Kripke Identity and Necessity

One of Kripke's main questions is "Can there be contingent identity statements? (Contingent just means, not necessary, and so the question is the same as "Are all true identity statements necessary?)

Is that a question about language or a metaphysical question? There is certainly a trivial sense in which it's a question about language—as phrased, it is about statements. However, the real question is whether there could be things that are distinct but could have been identical or a thing that could have been several.

Our answer to the linguistic question is going to be deeply tied to answers to metaphysical questions about how objects might differ from the way in which they actually are.

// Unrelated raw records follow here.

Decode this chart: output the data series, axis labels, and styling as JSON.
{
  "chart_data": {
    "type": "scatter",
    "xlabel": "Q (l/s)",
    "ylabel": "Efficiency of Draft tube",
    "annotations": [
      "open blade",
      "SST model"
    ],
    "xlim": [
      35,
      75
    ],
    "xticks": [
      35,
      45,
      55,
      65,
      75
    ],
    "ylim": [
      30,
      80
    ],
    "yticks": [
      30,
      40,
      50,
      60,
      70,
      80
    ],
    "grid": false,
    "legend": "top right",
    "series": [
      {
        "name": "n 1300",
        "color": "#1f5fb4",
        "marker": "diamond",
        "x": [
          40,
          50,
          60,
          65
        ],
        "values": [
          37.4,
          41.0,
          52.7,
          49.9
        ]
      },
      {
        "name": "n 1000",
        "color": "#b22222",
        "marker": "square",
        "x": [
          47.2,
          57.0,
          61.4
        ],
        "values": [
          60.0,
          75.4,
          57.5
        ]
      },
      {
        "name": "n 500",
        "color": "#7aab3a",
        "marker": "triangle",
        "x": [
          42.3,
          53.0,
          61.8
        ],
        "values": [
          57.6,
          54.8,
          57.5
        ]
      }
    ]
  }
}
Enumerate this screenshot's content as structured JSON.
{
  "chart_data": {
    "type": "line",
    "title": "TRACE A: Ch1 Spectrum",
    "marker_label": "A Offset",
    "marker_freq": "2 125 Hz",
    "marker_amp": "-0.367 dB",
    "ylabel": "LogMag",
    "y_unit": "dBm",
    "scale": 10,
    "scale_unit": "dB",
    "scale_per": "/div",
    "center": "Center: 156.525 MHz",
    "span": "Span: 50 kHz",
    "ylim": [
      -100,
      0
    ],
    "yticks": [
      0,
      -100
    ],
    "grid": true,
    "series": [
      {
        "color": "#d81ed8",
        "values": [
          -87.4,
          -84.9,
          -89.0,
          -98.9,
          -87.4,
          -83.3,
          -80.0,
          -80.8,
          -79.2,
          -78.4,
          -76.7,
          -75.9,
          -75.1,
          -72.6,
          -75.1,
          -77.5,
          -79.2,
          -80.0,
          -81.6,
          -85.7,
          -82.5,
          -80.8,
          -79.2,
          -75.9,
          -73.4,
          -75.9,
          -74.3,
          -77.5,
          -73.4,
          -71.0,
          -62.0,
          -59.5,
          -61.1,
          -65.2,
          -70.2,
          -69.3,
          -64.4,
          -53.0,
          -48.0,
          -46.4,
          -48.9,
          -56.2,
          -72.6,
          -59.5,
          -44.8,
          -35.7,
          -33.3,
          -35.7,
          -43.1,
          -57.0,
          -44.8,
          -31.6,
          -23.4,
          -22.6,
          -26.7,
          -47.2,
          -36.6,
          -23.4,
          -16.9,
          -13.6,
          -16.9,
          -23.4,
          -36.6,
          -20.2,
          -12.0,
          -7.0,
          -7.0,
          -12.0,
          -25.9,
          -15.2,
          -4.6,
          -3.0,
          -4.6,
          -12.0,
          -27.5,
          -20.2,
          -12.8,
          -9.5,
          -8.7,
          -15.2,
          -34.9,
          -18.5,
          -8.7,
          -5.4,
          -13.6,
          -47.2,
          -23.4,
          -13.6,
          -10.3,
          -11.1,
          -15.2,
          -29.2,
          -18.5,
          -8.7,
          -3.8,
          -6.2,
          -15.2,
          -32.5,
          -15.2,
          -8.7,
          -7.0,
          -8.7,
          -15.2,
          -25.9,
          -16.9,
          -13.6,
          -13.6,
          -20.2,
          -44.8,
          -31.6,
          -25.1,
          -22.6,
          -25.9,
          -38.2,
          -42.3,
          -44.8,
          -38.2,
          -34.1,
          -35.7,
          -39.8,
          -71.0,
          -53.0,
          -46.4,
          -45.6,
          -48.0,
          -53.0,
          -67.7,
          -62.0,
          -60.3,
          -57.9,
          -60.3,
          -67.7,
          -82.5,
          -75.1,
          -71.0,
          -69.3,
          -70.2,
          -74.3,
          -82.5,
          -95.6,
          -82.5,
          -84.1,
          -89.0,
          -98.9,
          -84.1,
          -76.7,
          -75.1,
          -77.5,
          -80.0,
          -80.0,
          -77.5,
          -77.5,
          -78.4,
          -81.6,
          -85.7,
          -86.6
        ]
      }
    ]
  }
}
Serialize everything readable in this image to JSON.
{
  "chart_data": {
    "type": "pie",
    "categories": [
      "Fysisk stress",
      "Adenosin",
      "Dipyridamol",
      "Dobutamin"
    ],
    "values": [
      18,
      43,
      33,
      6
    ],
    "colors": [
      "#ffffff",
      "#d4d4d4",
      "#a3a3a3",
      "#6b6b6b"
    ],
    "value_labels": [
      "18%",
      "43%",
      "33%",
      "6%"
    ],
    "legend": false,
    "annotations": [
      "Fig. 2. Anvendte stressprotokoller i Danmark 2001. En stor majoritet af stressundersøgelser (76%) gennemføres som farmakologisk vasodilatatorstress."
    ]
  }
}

If that is what Kripke is interested in (and he was, in fact, originally interested in the issues in the article because he was interested in whether mind and brain could be the same), why does he talk about identity statement instead? Why, that is, does Kripke employ (as Quine has suggested) what Quine calls "semantic ascent"? One part of the reason is to avoid getting tangled in Plato's beard, but that is only part of why Quine suggests the strategy: it is a way of avoiding getting tangle in all sorts of issues about how to correctly express what you mean. The issues are subtle and concern aspects of things we aren't accustomed to talking about, and so we don't have a good vocabulary for discussing them. Words, on the other hand, are relatively straightforward things, right there on the page, and much easier to talk about.

Quine's Descriptivism

In "Ontological Relativity," Quine argues that the references of our words are profoundly indeterminate by arguing that everything we say, all of our descriptions has multiple interpretations on which exactly the same sentences come out true. On some of them, "rabbit" refers to rabbits, while on others "rabbit" refers to undetached rabbit parts. What is preserved in all the alternatives? The language, the descriptions used. Quine argues that we don't know what rabbits are by arguing that all of our descriptions of rabbits fail to say unambiguously what rabbits are.

Many philosophers, and others, had thought that we knew what rabbits are in a quite different way: we have some rabbits around, as "samples." Quine seems to disallow that as a way of learning about rabbits, and many philosophers, cowed by Quine, consented. Kripke in today's reading is arguing against (Quine's) descriptivism, that is, against the view that getting all of the assents and dissents to language correct is enough. He, nearly single-handedly, opposed descriptivism, and many, perhaps most philosophers have now signed on.

Kripke focuses the whole debate on names, and only later generalizes. How do we know to what a name refers? According to Quine, we see the name used in association with lots of descriptions, and that gives us the name. Kripke thinks that names "tag" (Ruth Marcus) objects: that a name can be just tied to an object not in virtue of any description.

So, the debate is, to a first approximation, whether names are abbreviated descriptions (like "Pegasus" abbreviates "Pegasizes") or tags.

Quine has argued that we should always take names to be abbreviated descriptions, largely to avoid Plato's beard. Kripke says that that is not adequate when we discuss counterfactuals. (A "counterfactual" is a statement about what things would be like in some situation that actually hasn't or won't happen.) Kripke thinks that when we say, for example, "Shakespeare might not have written Hamlet," it is clear that we intend to be saying something about Shakespeare, the bard himself, not just about someone who happens to Shakespearize. Quine's view loses something important, namely, the ability to contemplate counterfactual about particular individuals, not about mere descriptions. One way to make that clear might be to consider the claim that "Nothing that is actually true of Shakespeare (no description of him) had to be true of him, and so Shakespeare might have been so completely different that no description would necessarily pick him out." If that were true, Kripke would clearly win, since Quine would have no hope of being able to express that. Kripke doesn't, in fact, believe that, and so he attacks in slightly less direct way. He claims that names often function as rigid designators that pick out the object they name not in virtue of any description.


If a name isn't stuck onto an object in virtue of a description, what "glues" it there? Kripke talks about "baptisms." When you name an object, you need to indicate what object you are naming somehow (pointing, describing, ostending, dunking, …). But, once the object has been named, the name sticks to it because it is the same object. How can I use a name for an object I've never seen? Because I acquire the name from someone who has. Each use of a name names the object it does because there is a causal chain between the use and the object.

What can Quine say against that? It won't work for abstract objects, and, since all objects are to some degree like abstract ones, it doesn't work at all.

Kripke mentions "natural kinds" as abstractions that Quine can't handle.